So for some reason it’s not letting me post the pics. But after listening to everyone and looked at the broad heads closer am thinking more that they did open and due to the springs they snapped back closed and I may of not gave the deer enough time to die and I kept kicking it up when I was tracking. But when their off the arrow the blades are super easy to open by finger. But when I put them on they take some  more force to open and they are inline with the groves. So is that normal or do I might have them to thight ?


----------



## Kris87 (Sep 25, 2018)

You don't have them screwed on too tight.  I'm sure it opened.  Sounds like shot placement was the deceiving point.  I'd be more inclined to say you hit the deer back, possibly in the guts, which wipes a lot of the blood clean.  How'd the arrow look again?


----------



## pete2018 (Sep 25, 2018)

Kris87 said:


> You don't have them screwed on too tight.  I'm sure it opened.  Sounds like shot placement was the deceiving point.  I'd be more inclined to say you hit the deer back, possibly in the guts, which wipes a lot of the blood clean.  How'd the arrow look again?


Looked pretty clean just a little blood and some hair on the fletching but it did have a gut smell but no fluid or so whatever.
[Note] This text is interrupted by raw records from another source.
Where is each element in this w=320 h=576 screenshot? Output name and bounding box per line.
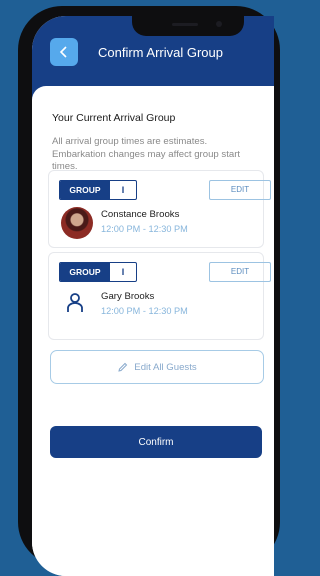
guest-name: Gary Brooks	[101, 291, 155, 302]
edit-all-label: Edit All Guests	[134, 361, 197, 373]
guest-time: 12:00 PM - 12:30 PM	[101, 306, 188, 316]
group-badge: GROUP I	[59, 180, 137, 200]
section-title: Your Current Arrival Group	[52, 112, 176, 124]
front-camera	[216, 21, 222, 27]
pencil-icon	[118, 362, 128, 372]
section-description: All arrival group times are estimates. E…	[52, 136, 241, 172]
page-title: Confirm Arrival Group	[98, 45, 223, 60]
group-label: GROUP	[60, 263, 110, 281]
group-value: I	[121, 267, 125, 277]
guest-name: Constance Brooks	[101, 209, 180, 220]
edit-group-button[interactable]: EDIT	[209, 262, 271, 282]
group-badge: GROUP I	[59, 262, 137, 282]
edit-all-guests-button[interactable]: Edit All Guests	[50, 350, 264, 384]
guest-card: GROUP I EDIT Gary Brooks 12:00 PM - 12:3…	[48, 252, 271, 340]
edit-group-button[interactable]: EDIT	[209, 180, 271, 200]
back-button[interactable]	[50, 38, 78, 66]
app-screen: Confirm Arrival Group Your Current Arriv…	[32, 16, 274, 576]
guest-card: GROUP I EDIT Constance Brooks 12:00 PM -…	[48, 170, 271, 248]
phone-notch	[132, 16, 244, 36]
group-value: I	[121, 185, 125, 195]
chevron-left-icon	[59, 46, 67, 58]
speaker-grille	[172, 23, 198, 26]
confirm-label: Confirm	[138, 436, 174, 448]
avatar	[61, 207, 93, 239]
group-label: GROUP	[60, 181, 110, 199]
confirm-button[interactable]: Confirm	[50, 426, 262, 458]
person-icon	[67, 293, 83, 312]
guest-time: 12:00 PM - 12:30 PM	[101, 224, 188, 234]
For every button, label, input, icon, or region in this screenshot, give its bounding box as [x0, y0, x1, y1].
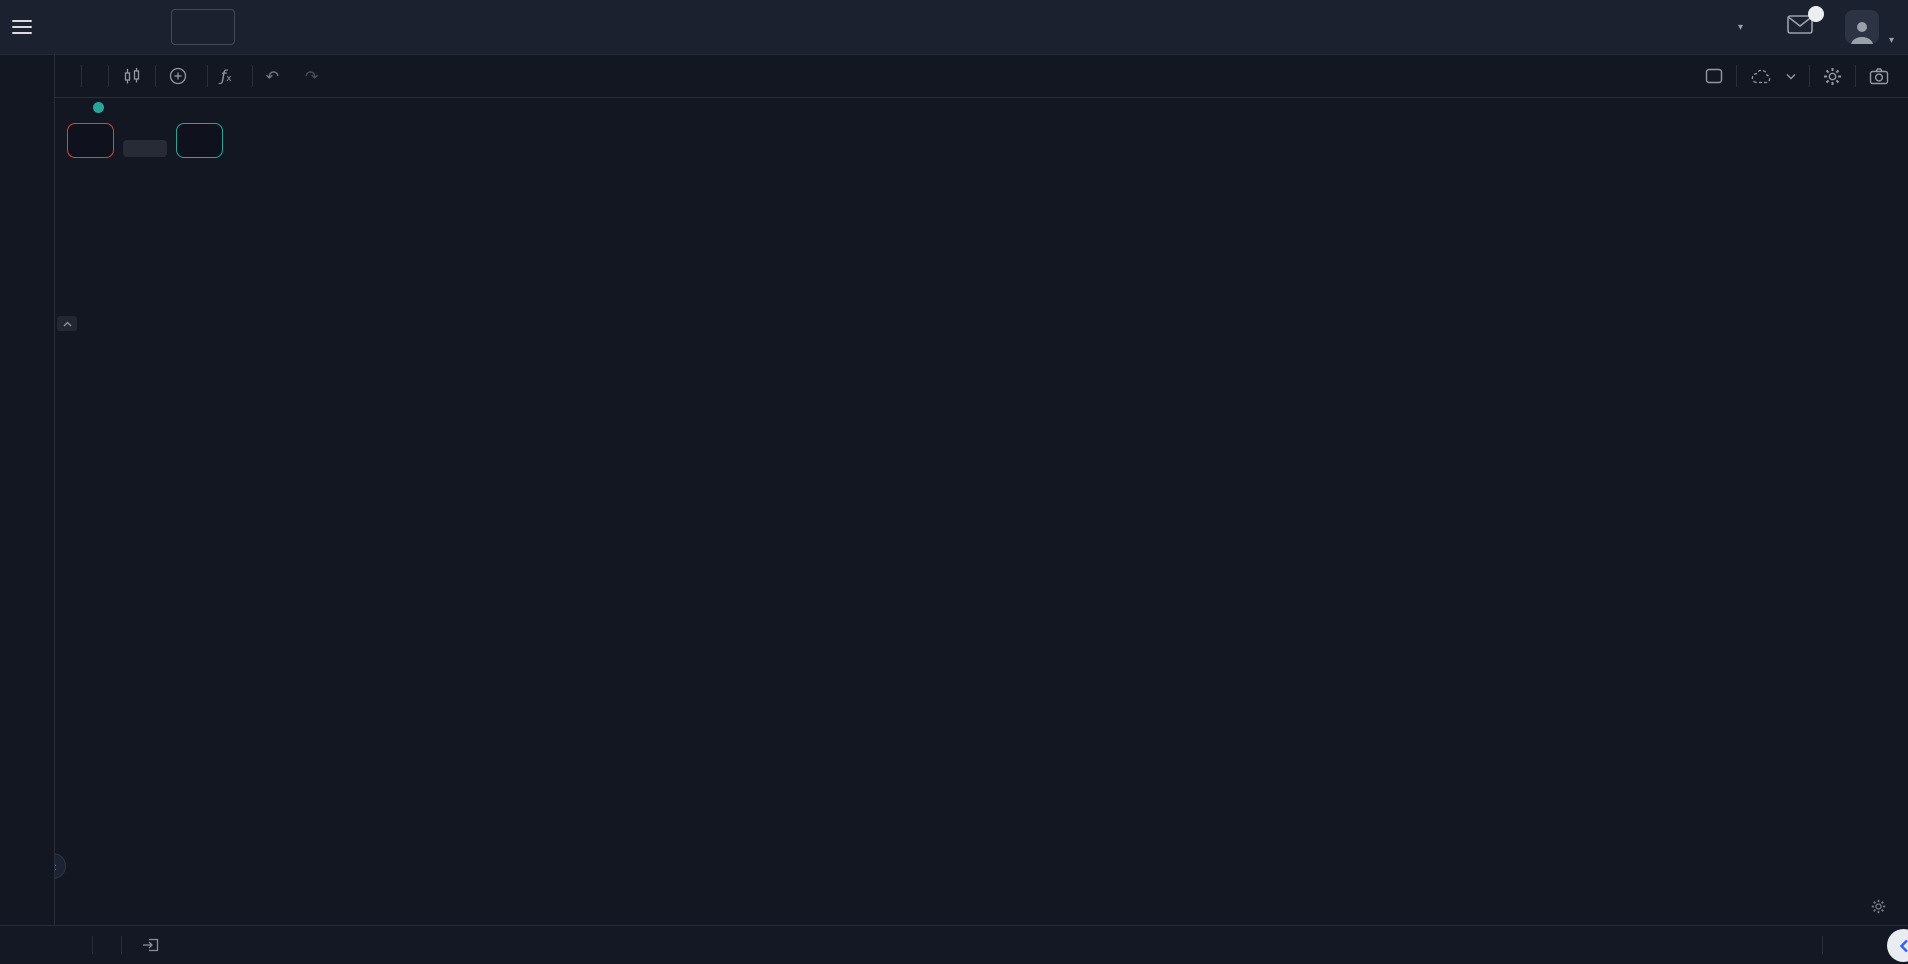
sell-button[interactable] [67, 123, 114, 158]
settings-button[interactable] [1810, 62, 1855, 90]
collapse-indicators-button[interactable] [57, 316, 77, 331]
compare-plus-icon [169, 67, 187, 85]
gear-icon [1823, 67, 1842, 86]
price-scale[interactable] [1845, 98, 1908, 893]
menu-icon[interactable] [0, 0, 44, 55]
save-button[interactable] [1737, 62, 1809, 90]
new-order-button[interactable] [171, 9, 235, 45]
chart-legend [67, 102, 223, 158]
profit-dropdown-icon[interactable]: ▾ [1738, 22, 1743, 33]
chart-area[interactable] [55, 98, 1908, 925]
maximize-icon [1705, 68, 1723, 84]
spread-block [121, 123, 169, 158]
function-icon: ƒx [221, 67, 232, 85]
top-bar: ▾ ▾ [0, 0, 1908, 55]
scale-settings-icon[interactable] [1871, 899, 1886, 919]
undo-button[interactable]: ↶ [253, 62, 292, 90]
drawing-toolbar [0, 55, 55, 925]
user-icon [1849, 18, 1875, 44]
time-axis[interactable] [55, 893, 1845, 925]
expand-panel-button[interactable] [1887, 929, 1908, 962]
candlestick-icon [122, 66, 142, 86]
goto-date-button[interactable] [142, 937, 160, 953]
divider [121, 936, 122, 954]
chart-style-button[interactable] [109, 62, 155, 90]
bottom-bar [0, 925, 1908, 964]
maximize-button[interactable] [1692, 62, 1736, 90]
redo-button[interactable]: ↷ [292, 62, 331, 90]
account-summary: ▾ [1598, 22, 1743, 33]
compare-button[interactable] [156, 62, 207, 90]
goto-date-icon [142, 937, 160, 953]
avatar-dropdown-icon[interactable]: ▾ [1889, 35, 1894, 46]
inbox-button[interactable] [1787, 15, 1817, 39]
camera-icon [1869, 67, 1889, 85]
chevron-left-icon [1899, 939, 1908, 953]
buy-button[interactable] [176, 123, 223, 158]
chevron-down-icon [1786, 73, 1796, 80]
app-logo [84, 10, 85, 44]
pane-divider[interactable] [55, 688, 1845, 693]
indicators-button[interactable]: ƒx [208, 62, 252, 90]
chart-canvas [55, 98, 1908, 925]
avatar-button[interactable] [1845, 10, 1879, 44]
snapshot-button[interactable] [1856, 62, 1902, 90]
divider [1822, 936, 1823, 954]
interval-button[interactable] [82, 62, 108, 90]
cloud-icon [1750, 68, 1772, 84]
symbol-button[interactable] [55, 62, 81, 90]
market-status-dot [93, 102, 104, 113]
chevron-up-icon [63, 321, 72, 327]
inbox-badge [1808, 6, 1824, 22]
divider [92, 936, 93, 954]
chart-toolbar: ƒx ↶ ↷ [55, 55, 1908, 98]
step-value [123, 140, 167, 157]
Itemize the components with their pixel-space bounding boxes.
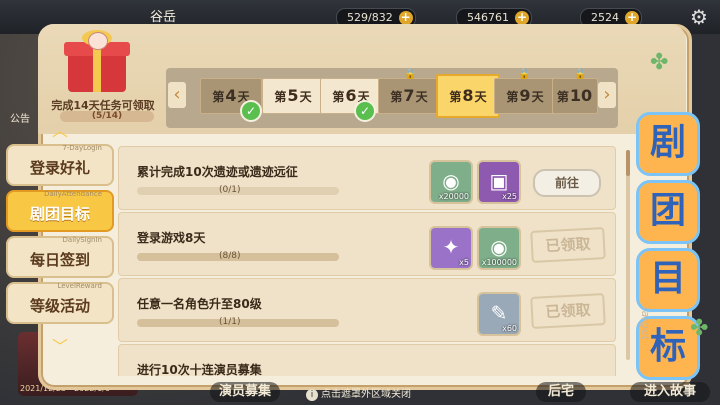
check-icon: ✓ — [240, 100, 262, 122]
tab-level-event[interactable]: LevelReward 等级活动 — [6, 282, 114, 324]
task-row: 任意一名角色升至80级 (1/1) ✎ x60 已领取 — [118, 278, 616, 342]
close-hint: i 点击遮罩外区域关闭 — [306, 385, 411, 401]
task-progress-text: (0/1) — [219, 185, 241, 195]
task-row: 登录游戏8天 (8/8) ✦ x5 ◉ x100000 已领取 — [118, 212, 616, 276]
claimed-stamp: 已领取 — [530, 293, 606, 329]
task-title: 累计完成10次遗迹或遗迹远征 — [137, 165, 298, 179]
day-tab-8[interactable]: 第8天 — [436, 74, 500, 118]
day-suffix: 天 — [531, 90, 544, 104]
tab-troupe-goal[interactable]: DailyAttendance 剧团目标 — [6, 190, 114, 232]
day-prefix: 第 — [332, 90, 345, 104]
day-number: 9 — [519, 86, 531, 105]
day-suffix: 天 — [299, 90, 312, 104]
chevron-up-icon[interactable]: ︿ — [48, 123, 72, 139]
day-number: 7 — [403, 86, 415, 105]
list-scroll-thumb[interactable] — [626, 150, 630, 176]
chevron-down-icon[interactable]: ﹀ — [48, 339, 72, 355]
energy-value: 529/832 — [347, 11, 393, 24]
script-decoration: Target — [638, 305, 652, 340]
day-tab-5[interactable]: 第5天 — [262, 78, 324, 114]
day-prefix: 第 — [274, 90, 287, 104]
reward-count: x100000 — [481, 258, 517, 267]
tab-label: 每日签到 — [29, 251, 90, 269]
claimed-stamp: 已领取 — [530, 227, 606, 263]
gear-icon[interactable]: ⚙ — [688, 6, 710, 28]
treasure-chest-icon[interactable]: ▣ x25 — [477, 160, 521, 204]
day-tab-10[interactable]: 第10 — [552, 78, 598, 114]
task-title: 进行10次十连演员募集 — [137, 363, 262, 376]
tab-sub: DailySignIn — [62, 236, 102, 244]
title-char: 团 — [636, 180, 700, 244]
reward-count: x60 — [502, 324, 517, 333]
day-tab-9[interactable]: 第9天 — [494, 78, 556, 114]
check-icon: ✓ — [354, 100, 376, 122]
go-button[interactable]: 前往 — [533, 169, 601, 197]
notice-label[interactable]: 公告 — [10, 110, 30, 125]
coin-plus-icon[interactable]: + — [515, 11, 529, 25]
info-icon: i — [306, 389, 318, 401]
milestone-progress-bar: (5/14) — [60, 111, 154, 122]
milestone-progress-text: (5/14) — [91, 111, 123, 121]
tab-label: 剧团目标 — [29, 205, 90, 223]
day-next-arrow-icon[interactable]: › — [598, 82, 616, 108]
reward-count: x25 — [502, 192, 517, 201]
tab-sub: 7-DayLogin — [62, 144, 102, 152]
gift-box-icon[interactable] — [62, 30, 132, 92]
gem-plus-icon[interactable]: + — [625, 11, 639, 25]
energy-plus-icon[interactable]: + — [398, 11, 413, 25]
title-char: 剧 — [636, 112, 700, 176]
player-name: 谷岳 — [150, 10, 177, 25]
day-suffix: 天 — [415, 90, 428, 104]
tab-label: 等级活动 — [29, 297, 90, 315]
panel-title-vertical: 剧 团 目 标 — [636, 112, 700, 384]
day-suffix: 天 — [474, 90, 487, 104]
coin-value: 546761 — [467, 11, 509, 24]
tab-daily-signin[interactable]: DailySignIn 每日签到 — [6, 236, 114, 278]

Only way I found the first sign or blood was when I walk the trail she went on.


----------



## Kris87 (Sep 25, 2018)

Sounds like a gut shot to me, and you had some belly hair still on it.  Nevertheless, the deer died.  Likely would have bedded within 100 yards of being shot, and expired within 6-10 hours if undisturbed.


----------



## pete2018 (Sep 25, 2018)

Kris87 said:


> Sounds like a gut shot to me, and you had some belly hair still on it.  Nevertheless, the deer died.  Likely would have bedded within 100 yards of being shot, and expired within 6-10 hours if undisturbed.


Ok thanks a lot


----------



## SCDieselDawg (Sep 25, 2018)

I’ve shot a couple of different animals with GRs. The worst blood trail I have witnessed came from shooting a coyote with the 2” Whitetail Specials. I don’t know if it was his fur or if organs clogged the hole up. But the blood trail was pitiful. He ran about 75 yards before he died.


----------



## pete2018 (Sep 25, 2018)

SCDieselDawg said:


> I’ve shot a couple of different animals with GRs. The worst blood trail I have witnessed came from shooting a coyote with the 2” Whitetail Specials. I don’t know if it was his fur or if organs clogged the hole up. But the blood trail was pitiful. He ran about 75 yards before he died.
> 
> View attachment 944098


Man that looks like a good size hole. I would think the organs would fall out


----------



## marcel ledbetter (Sep 27, 2018)

Ive killed over 25 deer with them in the last 15 years. 100 gr razortips  1-3/8”. Love em.


----------



## deast1988 (Sep 28, 2018)

I lost a deer last year on a forward hit. I quit using them. But just added some of the D6 back to my compound arrows they'll be up to bat this weekend if one ventures to close.


----------



## ffdenicourt (Oct 6, 2018)

Shot 8pt last year at 20yrds. First time using Grim reaper. Deer ran 7 yards in a circle and crashed.


----------



## deast1988 (Oct 6, 2018)

I took a deer with them last Saturday,
Grim Reaper Fatal Steel D6
Quartering away behind last rib out the shoulder. Wasn't a complete pass through arrow went in till I couldn't see the nockturnal. Deer fell 30yds away, was impressed with 1 1/4in cut. Blood trail was great wasn't needed.


----------



## pete2018 (Oct 22, 2018)

So I gave them another try and this time it was at 25 yards and a perfect shot with pass threw on a doe. She ran about 50 yards but the blood trailer was very impressive looked like something from a horror movie all the way to her.


----------



## fountain (Oct 22, 2018)

Yep.  They are some good heads.  Shot placement is key with any head, but the reapers work as advertised and cut massive holes.  I love a 3 blade cut over a a 2 blade


----------



## brownhounds (Oct 26, 2018)

My avatar buck was killed with grim reapor, but I went back to muzzys.  I lost a good 9 on a decent shot, and I lost all confidence.


----------